Kedua, Pemahaman agama atau Ideologi yang belum utuh. Pemahaman yang salah tentang makna jihad dan syahid. Jihad diartikan sebatas jihad fisik dengan mengangkat senjata.Syahid diartikan dengan mati dalam melawan Amerika, baik mati dengan bom bunuh diri atau mati ditangan musuh. Pemahaman ini yang tertanam didalam sanubari, sehingga perlawanan ini, mereka anggap sebagai “perang suci” dan bila gugur akan masuk surga. Surga merupakan obat pelipur lara bagi mereka yang selama ini mengalami penindasan dan ketidakadilan. Dengan pemahanan jihad dan syahid seperti ini tidak mengherankan bila Amrozi tersenyum saat divonis mati oleh pengadilan dan Imam Samudra bertakbir “Allahu Akbar” (Allah Maha Besar) dengan lantang dan gagah berani layaknya seorang pahlawan maju ke medan perang.
Dari dua faktor pendorong teroris melakukan teror diatas yaitu, rasa tertindas dan pemahaman agama atau ideologi yang belum sempurna. Seseorang bisa disebut sebagai teroris oleh sebagian masyarakat tetapi ia bisa disebut pahlawan oleh sebagian masyarakat yang lain. Contohnya, Osama Bin Laden disebut teroris oleh Amerika dan sekutu-sekutunya, tetapi ia disebut pahlawan oleh sebagian masyarakat Arab yang selama ini merasa ditindas oleh Amerika dan sekutunya.
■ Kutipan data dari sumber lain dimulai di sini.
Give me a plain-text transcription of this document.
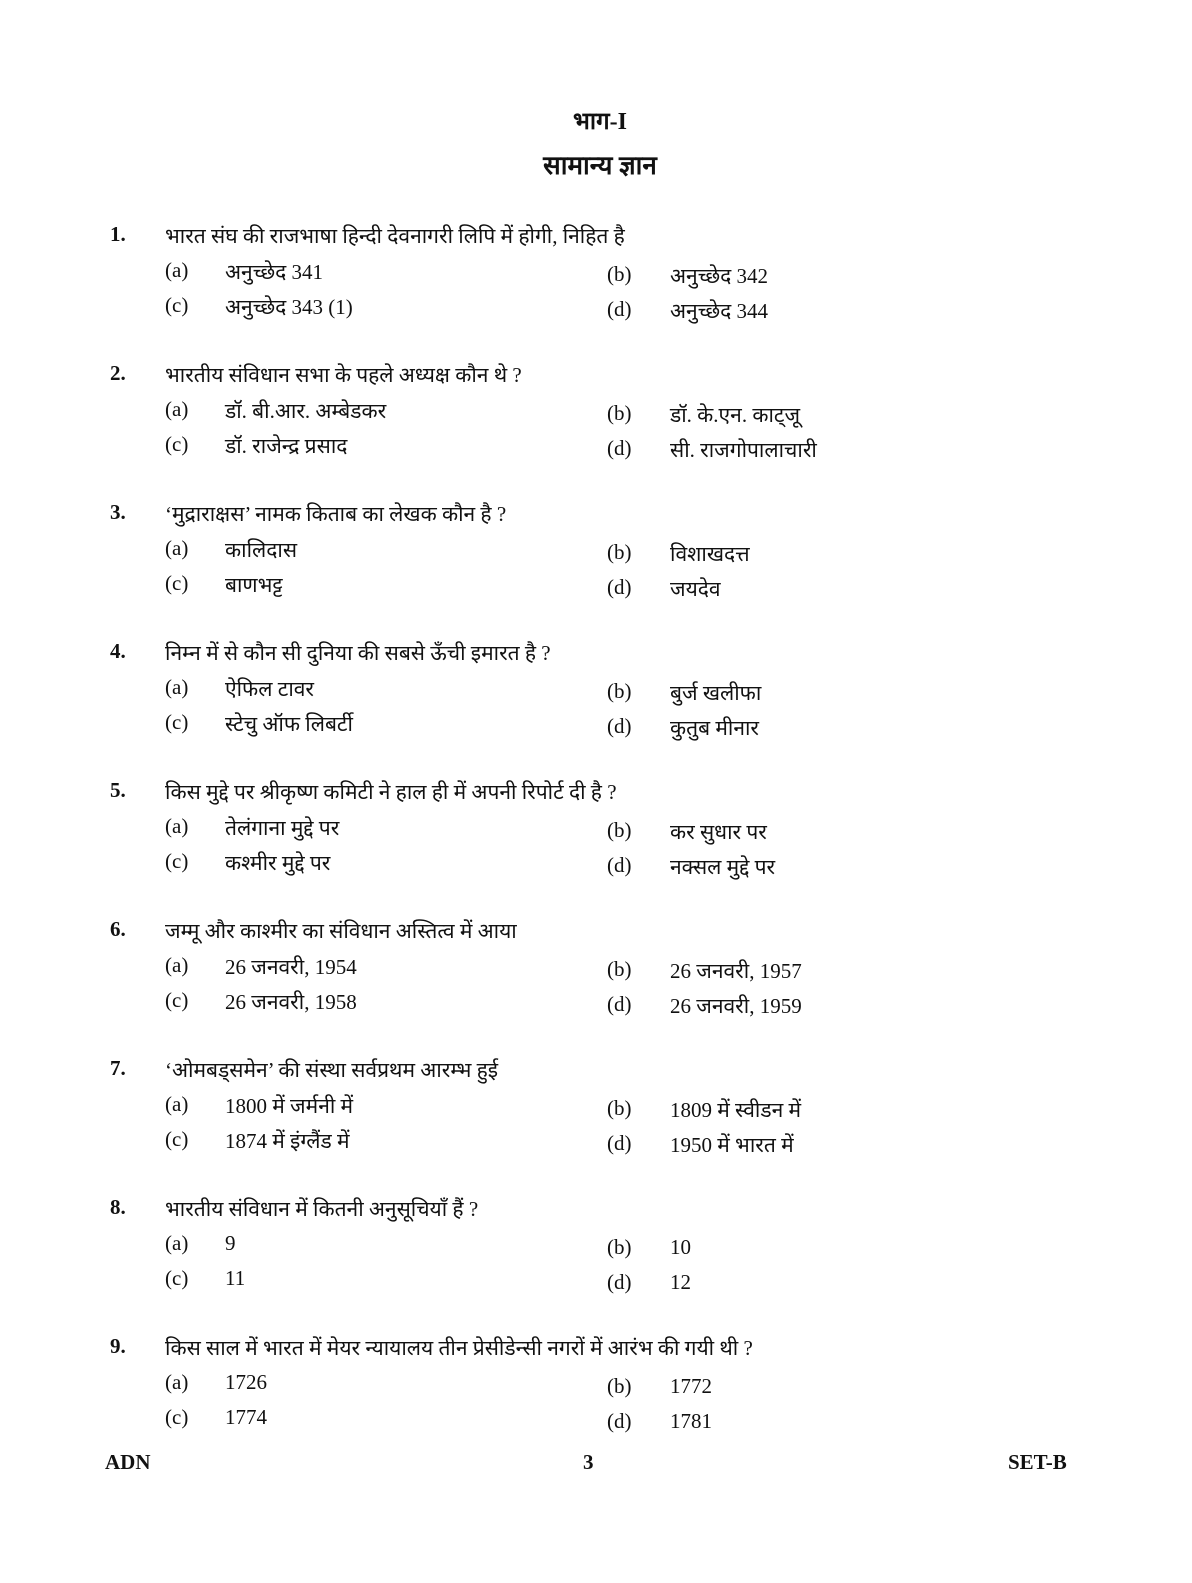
भाग-I
सामान्य ज्ञान
1. भारत संघ की राजभाषा हिन्दी देवनागरी लिपि में होगी, निहित है
(a) अनुच्छेद 341	(b) अनुच्छेद 342
(c) अनुच्छेद 343 (1)	(d) अनुच्छेद 344
2. भारतीय संविधान सभा के पहले अध्यक्ष कौन थे ?
(a) डॉ. बी.आर. अम्बेडकर	(b) डॉ. के.एन. काट्जू
(c) डॉ. राजेन्द्र प्रसाद	(d) सी. राजगोपालाचारी
3. ‘मुद्राराक्षस’ नामक किताब का लेखक कौन है ?
(a) कालिदास	(b) विशाखदत्त
(c) बाणभट्ट	(d) जयदेव
4. निम्न में से कौन सी दुनिया की सबसे ऊँची इमारत है ?
(a) ऐफिल टावर	(b) बुर्ज खलीफा
(c) स्टेचु ऑफ लिबर्टी	(d) कुतुब मीनार
5. किस मुद्दे पर श्रीकृष्ण कमिटी ने हाल ही में अपनी रिपोर्ट दी है ?
(a) तेलंगाना मुद्दे पर	(b) कर सुधार पर
(c) कश्मीर मुद्दे पर	(d) नक्सल मुद्दे पर
6. जम्मू और काश्मीर का संविधान अस्तित्व में आया
(a) 26 जनवरी, 1954	(b) 26 जनवरी, 1957
(c) 26 जनवरी, 1958	(d) 26 जनवरी, 1959
7. ‘ओमबड्समेन’ की संस्था सर्वप्रथम आरम्भ हुई
(a) 1800 में जर्मनी में	(b) 1809 में स्वीडन में
(c) 1874 में इंग्लैंड में	(d) 1950 में भारत में
8. भारतीय संविधान में कितनी अनुसूचियाँ हैं ?
(a) 9	(b) 10
(c) 11	(d) 12
9. किस साल में भारत में मेयर न्यायालय तीन प्रेसीडेन्सी नगरों में आरंभ की गयी थी ?
(a) 1726	(b) 1772
(c) 1774	(d) 1781
ADN	3	SET-B
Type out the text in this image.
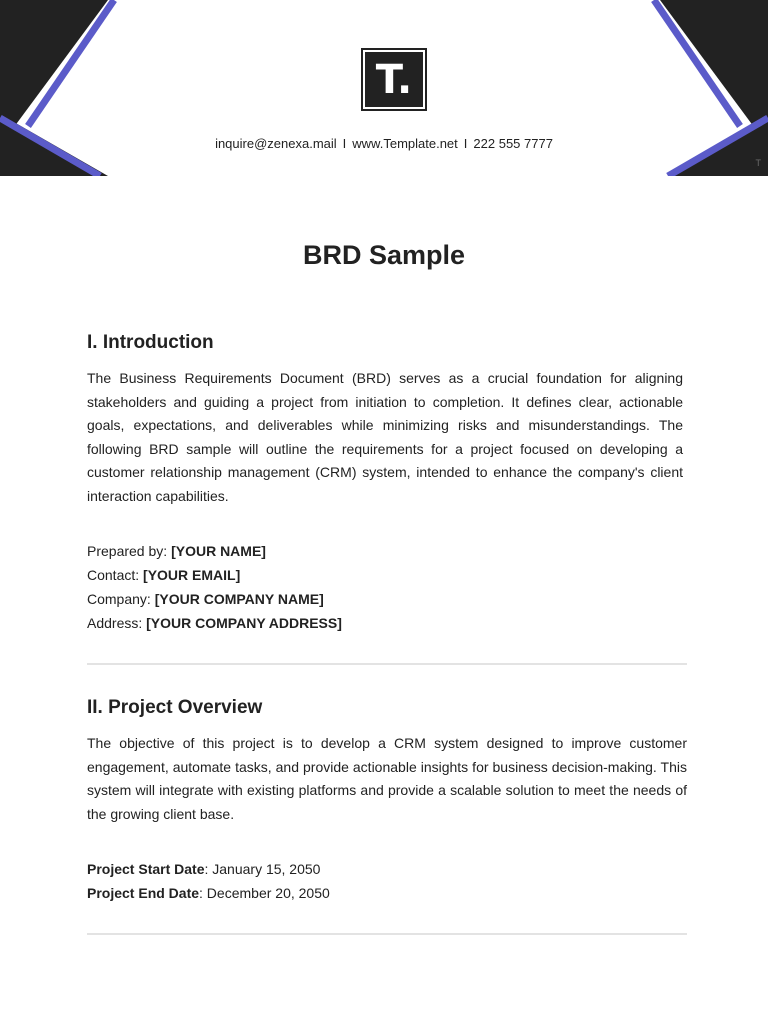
T.
inquire@zenexa.mail I www.Template.net I 222 555 7777
T
BRD Sample
I. Introduction

The Business Requirements Document (BRD) serves as a crucial foundation for aligning stakeholders and guiding a project from initiation to completion. It defines clear, actionable goals, expectations, and deliverables while minimizing risks and misunderstandings. The following BRD sample will outline the requirements for a project focused on developing a customer relationship management (CRM) system, intended to enhance the company's client interaction capabilities.

Prepared by: [YOUR NAME]
Contact: [YOUR EMAIL]
Company: [YOUR COMPANY NAME]
Address: [YOUR COMPANY ADDRESS]
II. Project Overview

The objective of this project is to develop a CRM system designed to improve customer engagement, automate tasks, and provide actionable insights for business decision-making. This system will integrate with existing platforms and provide a scalable solution to meet the needs of the growing client base.

Project Start Date: January 15, 2050
Project End Date: December 20, 2050
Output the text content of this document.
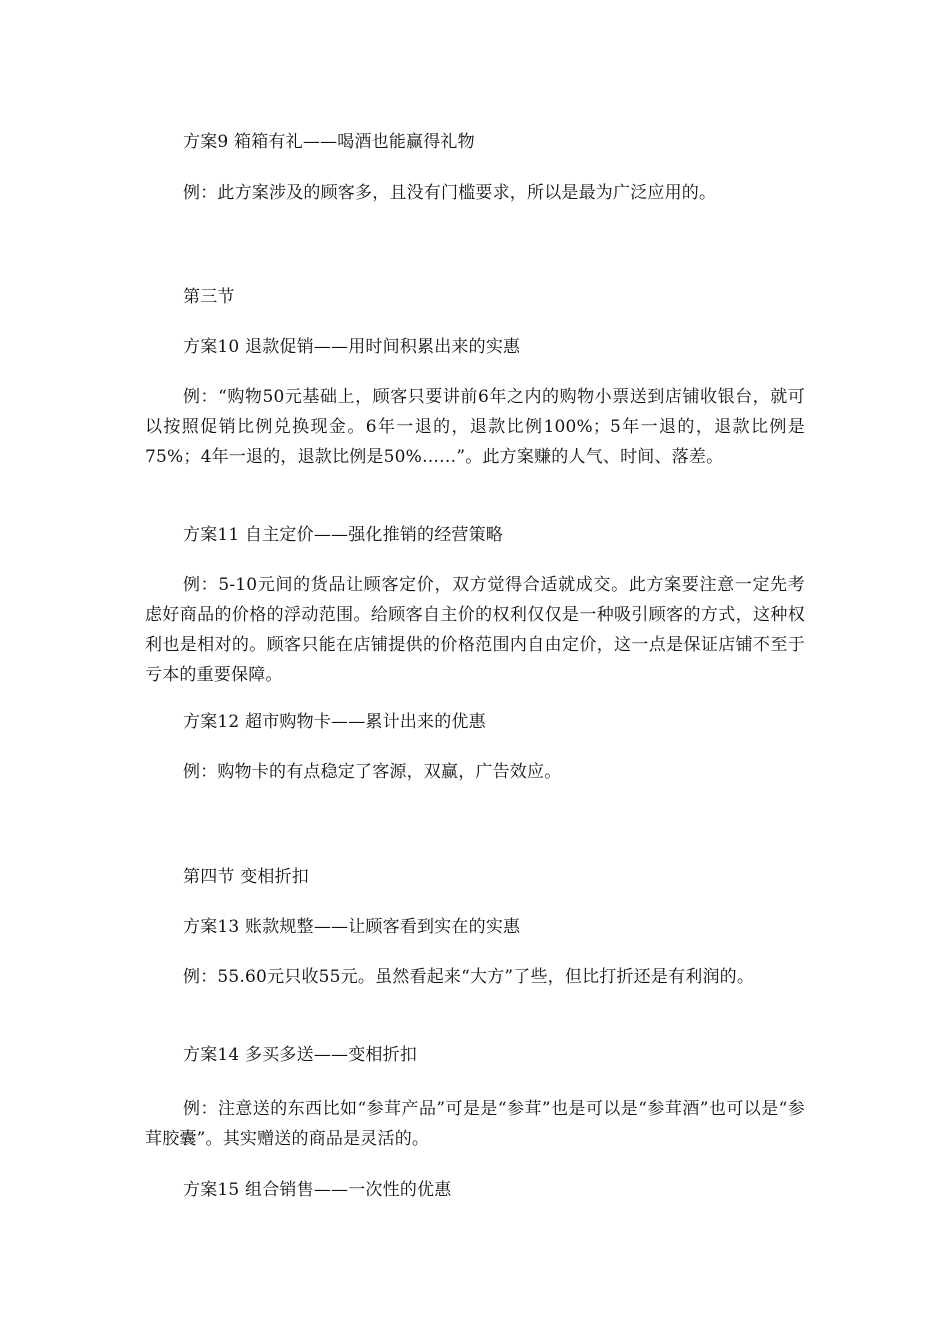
方案9 箱箱有礼——喝酒也能赢得礼物

例：此方案涉及的顾客多，且没有门槛要求，所以是最为广泛应用的。

第三节

方案10 退款促销——用时间积累出来的实惠

例：“购物50元基础上，顾客只要讲前6年之内的购物小票送到店铺收银台，就可以按照促销比例兑换现金。6年一退的，退款比例100%；5年一退的，退款比例是75%；4年一退的，退款比例是50%……”。此方案赚的人气、时间、落差。

方案11 自主定价——强化推销的经营策略

例：5-10元间的货品让顾客定价，双方觉得合适就成交。此方案要注意一定先考虑好商品的价格的浮动范围。给顾客自主价的权利仅仅是一种吸引顾客的方式，这种权利也是相对的。顾客只能在店铺提供的价格范围内自由定价，这一点是保证店铺不至于亏本的重要保障。

方案12 超市购物卡——累计出来的优惠

例：购物卡的有点稳定了客源，双赢，广告效应。

第四节 变相折扣

方案13 账款规整——让顾客看到实在的实惠

例：55.60元只收55元。虽然看起来“大方”了些，但比打折还是有利润的。

方案14 多买多送——变相折扣

例：注意送的东西比如“参茸产品”可是是“参茸”也是可以是“参茸酒”也可以是“参茸胶囊”。其实赠送的商品是灵活的。

方案15 组合销售——一次性的优惠
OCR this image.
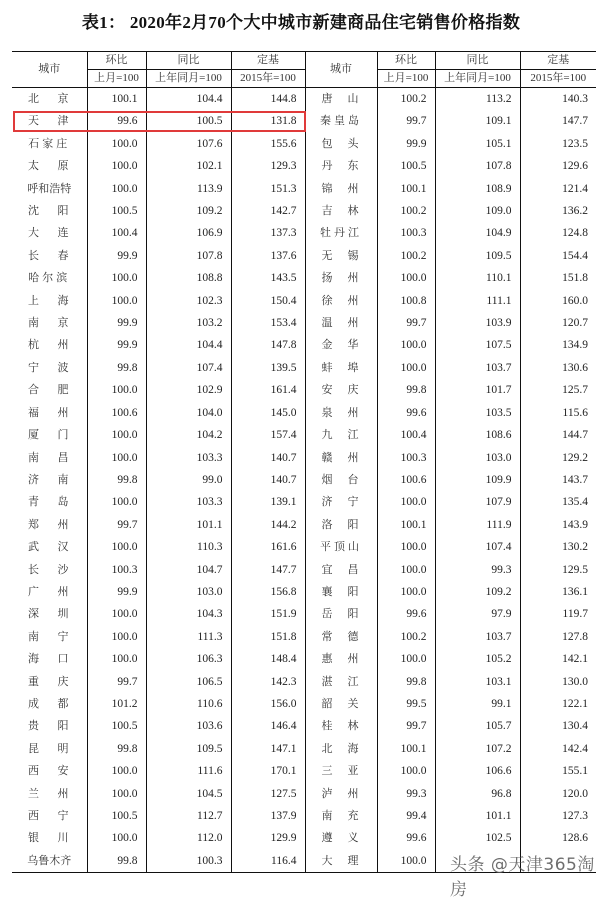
表1： 2020年2月70个大中城市新建商品住宅销售价格指数
城市	环比	同比	定基	城市	环比	同比	定基
	上月=100	上年同月=100	2015年=100		上月=100	上年同月=100	2015年=100

北 京	100.1	104.4	144.8	唐 山	100.2	113.2	140.3

天 津	99.6	100.5	131.8	秦皇岛	99.7	109.1	147.7
石家庄	100.0	107.6	155.6	包 头	99.9	105.1	123.5

太 原	100.0	102.1	129.3	丹 东	100.5	107.8	129.6
呼和浩特	100.0	113.9	151.3	锦 州	100.1	108.9	121.4

沈 阳	100.5	109.2	142.7	吉 林	100.2	109.0	136.2

大 连	100.4	106.9	137.3	牡丹江	100.3	104.9	124.8

长 春	99.9	107.8	137.6	无 锡	100.2	109.5	154.4
哈尔滨	100.0	108.8	143.5	扬 州	100.0	110.1	151.8

上 海	100.0	102.3	150.4	徐 州	100.8	111.1	160.0

南 京	99.9	103.2	153.4	温 州	99.7	103.9	120.7

杭 州	99.9	104.4	147.8	金 华	100.0	107.5	134.9

宁 波	99.8	107.4	139.5	蚌 埠	100.0	103.7	130.6

合 肥	100.0	102.9	161.4	安 庆	99.8	101.7	125.7

福 州	100.6	104.0	145.0	泉 州	99.6	103.5	115.6

厦 门	100.0	104.2	157.4	九 江	100.4	108.6	144.7

南 昌	100.0	103.3	140.7	赣 州	100.3	103.0	129.2

济 南	99.8	99.0	140.7	烟 台	100.6	109.9	143.7

青 岛	100.0	103.3	139.1	济 宁	100.0	107.9	135.4

郑 州	99.7	101.1	144.2	洛 阳	100.1	111.9	143.9

武 汉	100.0	110.3	161.6	平顶山	100.0	107.4	130.2

长 沙	100.3	104.7	147.7	宜 昌	100.0	99.3	129.5

广 州	99.9	103.0	156.8	襄 阳	100.0	109.2	136.1

深 圳	100.0	104.3	151.9	岳 阳	99.6	97.9	119.7

南 宁	100.0	111.3	151.8	常 德	100.2	103.7	127.8

海 口	100.0	106.3	148.4	惠 州	100.0	105.2	142.1

重 庆	99.7	106.5	142.3	湛 江	99.8	103.1	130.0

成 都	101.2	110.6	156.0	韶 关	99.5	99.1	122.1

贵 阳	100.5	103.6	146.4	桂 林	99.7	105.7	130.4

昆 明	99.8	109.5	147.1	北 海	100.1	107.2	142.4

西 安	100.0	111.6	170.1	三 亚	100.0	106.6	155.1

兰 州	100.0	104.5	127.5	泸 州	99.3	96.8	120.0

西 宁	100.5	112.7	137.9	南 充	99.4	101.1	127.3

银 川	100.0	112.0	129.9	遵 义	99.6	102.5	128.6
乌鲁木齐	99.8	100.3	116.4	大 理	100.0		头条 @天津365淘房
Penangkapan lalu divonis hukum mati atau pembunuhan terhadap pelaku terorisme bukan jaminan untuk menghilangkan terorisme, bahkan bisa jadi semakin besar teror yang akan dilakukan oleh kadernya yang lain. Karena penanganan ini tidak mengena pada akar permasalahan. Cara yang efektif untuk menangani terorisme ini dengan pendekatan agama dan psikologi yang disesuaikan dengan agama dan psikologis pelaku teror, contoh pendekatan yang tepat kepada Amrozi cs adalah Islamic Indigenous Psychology, yaitu psikologi islam yang disesuaikan dengan budaya keislaman di Indonesia. Dan tentunya dibarengi dengan upaya sungguh-sungguh dunia internasional untuk menegakkan keadilan global.